Richard Hofstadter (August 6, 1916 – October 24, 1970), American historian and public intellectual of the mid-20th century, was the DeWitt Clinton Professor of American History at Columbia University.
In the 1950s, he came closer to the concept of “consensus history,” and was epitomized by some of his admirers as the “iconic historian of postwar liberal consensus.”
He was twice awarded the Pulitzer Prize, first in 1956 for The Age of Reform, an analysis of the populism movement in the 1890s and the progressive movement of the early 20th century.
The second Pulitzer was in 1964 for the cultural history Anti-intellectualism in American Life. In this book, he documented the inherent resistance to high culture in American society.
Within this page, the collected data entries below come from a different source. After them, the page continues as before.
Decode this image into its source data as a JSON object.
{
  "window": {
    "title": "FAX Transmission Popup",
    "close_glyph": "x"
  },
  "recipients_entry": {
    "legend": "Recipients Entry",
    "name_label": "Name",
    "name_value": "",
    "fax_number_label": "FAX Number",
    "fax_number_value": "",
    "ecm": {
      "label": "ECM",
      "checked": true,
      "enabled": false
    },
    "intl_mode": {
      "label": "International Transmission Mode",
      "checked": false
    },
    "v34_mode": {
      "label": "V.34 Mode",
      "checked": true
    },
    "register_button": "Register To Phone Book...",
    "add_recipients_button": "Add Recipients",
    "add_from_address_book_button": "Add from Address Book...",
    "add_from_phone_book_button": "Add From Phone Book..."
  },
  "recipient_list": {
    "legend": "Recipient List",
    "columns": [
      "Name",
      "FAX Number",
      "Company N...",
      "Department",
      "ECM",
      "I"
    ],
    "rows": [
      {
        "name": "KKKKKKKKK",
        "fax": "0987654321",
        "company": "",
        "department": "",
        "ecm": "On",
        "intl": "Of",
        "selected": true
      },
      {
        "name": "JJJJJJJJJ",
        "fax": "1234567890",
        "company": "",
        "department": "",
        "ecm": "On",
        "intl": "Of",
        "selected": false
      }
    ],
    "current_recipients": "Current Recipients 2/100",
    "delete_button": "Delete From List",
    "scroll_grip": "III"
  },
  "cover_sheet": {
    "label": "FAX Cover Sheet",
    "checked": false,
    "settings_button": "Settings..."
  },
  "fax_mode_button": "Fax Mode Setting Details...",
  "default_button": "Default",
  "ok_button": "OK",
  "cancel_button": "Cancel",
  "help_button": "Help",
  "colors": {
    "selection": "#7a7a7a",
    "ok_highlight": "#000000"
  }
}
Hofstadter set out to trace the social movements that altered the role of intellect in American society. He explored questions regarding the purpose of education and whether the democratization of education altered that purpose and reshaped its form.
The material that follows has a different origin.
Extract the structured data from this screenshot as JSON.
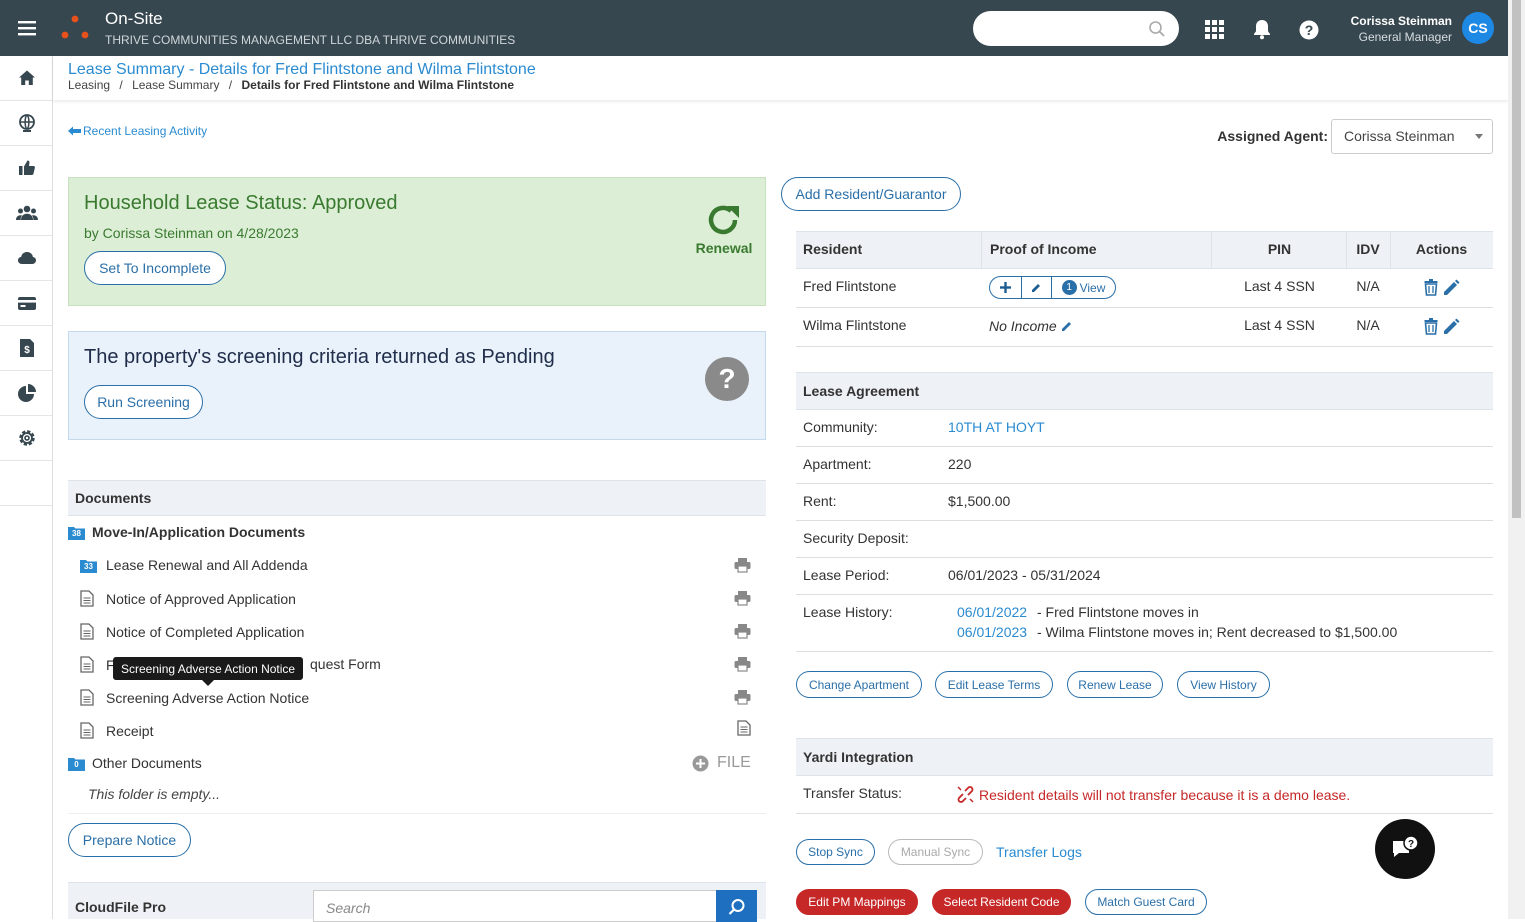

In considering the historic tension between access to education and excellence in education, Hofstadter argued that both anti-intellectualism and utilitarianism were consequences, in part, of the democratization of knowledge.
Moreover, he saw these themes as historically embedded in America’s national fabric, resulting from its colonial European and evangelical Protestant heritage. He contended that American Protestantism’s anti-intellectual tradition valued the spirit over intellectual rigor.
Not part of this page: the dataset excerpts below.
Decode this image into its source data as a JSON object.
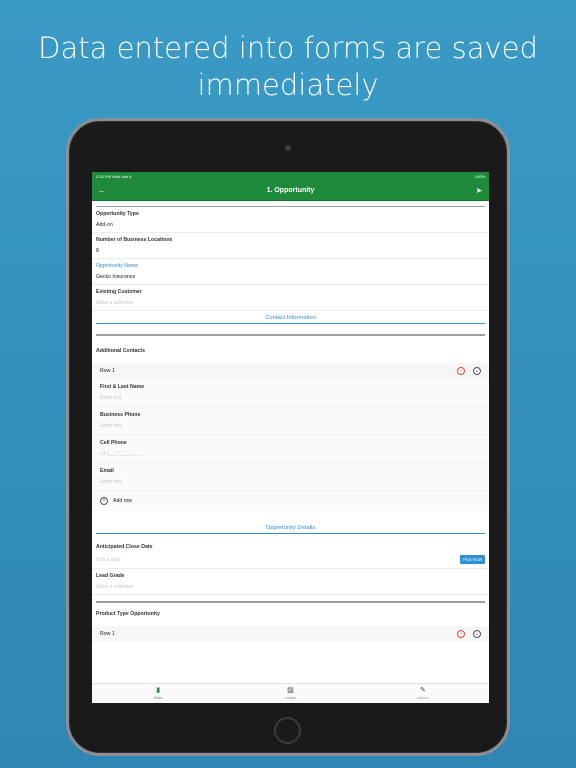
{
  "headline": {
    "line1": "Data entered into forms are saved",
    "line2": "immediately"
  },
  "status": {
    "time": "2:33 PM   Wed Mar 8",
    "battery": "100%"
  },
  "nav": {
    "title": "1. Opportunity",
    "back_icon": "←",
    "send_icon": "➤"
  },
  "fields": {
    "opportunity_type": {
      "label": "Opportunity Type",
      "value": "Add-on"
    },
    "business_locations": {
      "label": "Number of Business Locations",
      "value": "8"
    },
    "opportunity_name": {
      "label": "Opportunity Name",
      "value": "Gecko Insurance"
    },
    "existing_customer": {
      "label": "Existing Customer",
      "placeholder": "Make a selection"
    }
  },
  "section_contact": "Contact Information",
  "additional_contacts": {
    "label": "Additional Contacts",
    "row_title": "Row 1",
    "remove_icon": "−",
    "collapse_icon": "⌄",
    "first_last": {
      "label": "First & Last Name",
      "placeholder": "Enter text"
    },
    "business_phone": {
      "label": "Business Phone",
      "placeholder": "Enter text"
    },
    "cell_phone": {
      "label": "Cell Phone",
      "placeholder": "+1 (___) ___-____"
    },
    "email": {
      "label": "Email",
      "placeholder": "Enter text"
    },
    "add_row": "Add row",
    "add_icon": "+"
  },
  "section_details": "Opportunity Details",
  "close_date": {
    "label": "Anticipated Close Date",
    "placeholder": "Pick a date",
    "button": "Pick Now"
  },
  "lead_grade": {
    "label": "Lead Grade",
    "placeholder": "Make a selection"
  },
  "product_type": {
    "label": "Product Type Opportunity",
    "row_title": "Row 1",
    "remove_icon": "−",
    "collapse_icon": "⌄"
  },
  "tabs": [
    {
      "label": "Form",
      "icon": "▮"
    },
    {
      "label": "Images",
      "icon": "▨"
    },
    {
      "label": "Actions",
      "icon": "✎"
    }
  ],
  "colors": {
    "brand": "#1f8a3b",
    "accent": "#2f8fd3",
    "remove": "#e04848"
  }
}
Hofstadter described anti-intellectualism as “resentment of the life of the mind, and those who are considered to represent it; a disposition to constantly minimize the value of that life.”
The term reflects a view that “intellectuals are pretentious, conceited, and snobbish; and very likely immoral, dangerous, and subversive … The plain sense of the common man is an altogether adequate substitute for, if not actually much superior to, formal knowledge and expertise.”